Mais toutes les idées exposées jusqu’ici obscurcissent une évidence. Nous sommes aussi semblables aux autres animaux. Comme eux, nous sommes des êtres vivants, capables d’assimilation, de croissance et de reproduction. Pour beaucoup, la différence entre les autres animaux et nous n’est pas assez grande pour nous placer sans discussion au-dessus d’eux. Il est alors même possible de défendre une conception naturaliste de l’être humain qui postule que nous ne sommes pas des êtres « surnaturels ». Notre spécificité, l’originalité de l’espèce humaine comparée aux autres espèces, n’est pas extraordinaire.

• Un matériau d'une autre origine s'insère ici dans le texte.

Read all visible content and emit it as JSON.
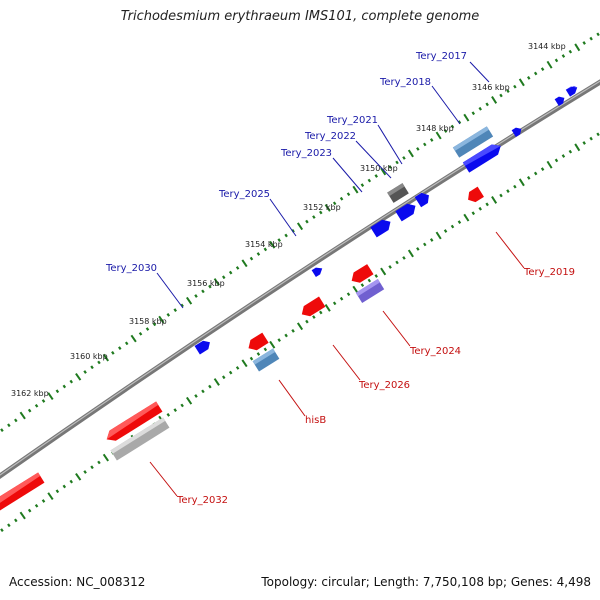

Le naturalisme peut opérer dans deux directions qui se rejoignent pour prendre en tenaille l’anthropocentrisme : animaliser l’être humain, en insistant sur tout ce que nous faisons comme les autres animaux ; humaniser les animaux, en montrant à quel point ils sont proches de nous. L’œuvre de Darwin et de ses héritiers illustre bien ce double mouvement avec la théorie que tous les êtres vivants sont également le résultat d’un processus de sélection naturelle, sans que l’être humain y ait le moindre privilège sur un insecte ou un virus. L’hostilité que le darwinisme rencontre encore aujourd’hui chez les fondamentalistes religieux de toutes les confessions témoigne assez de l’imprégnation de la croyance en notre propre supériorité.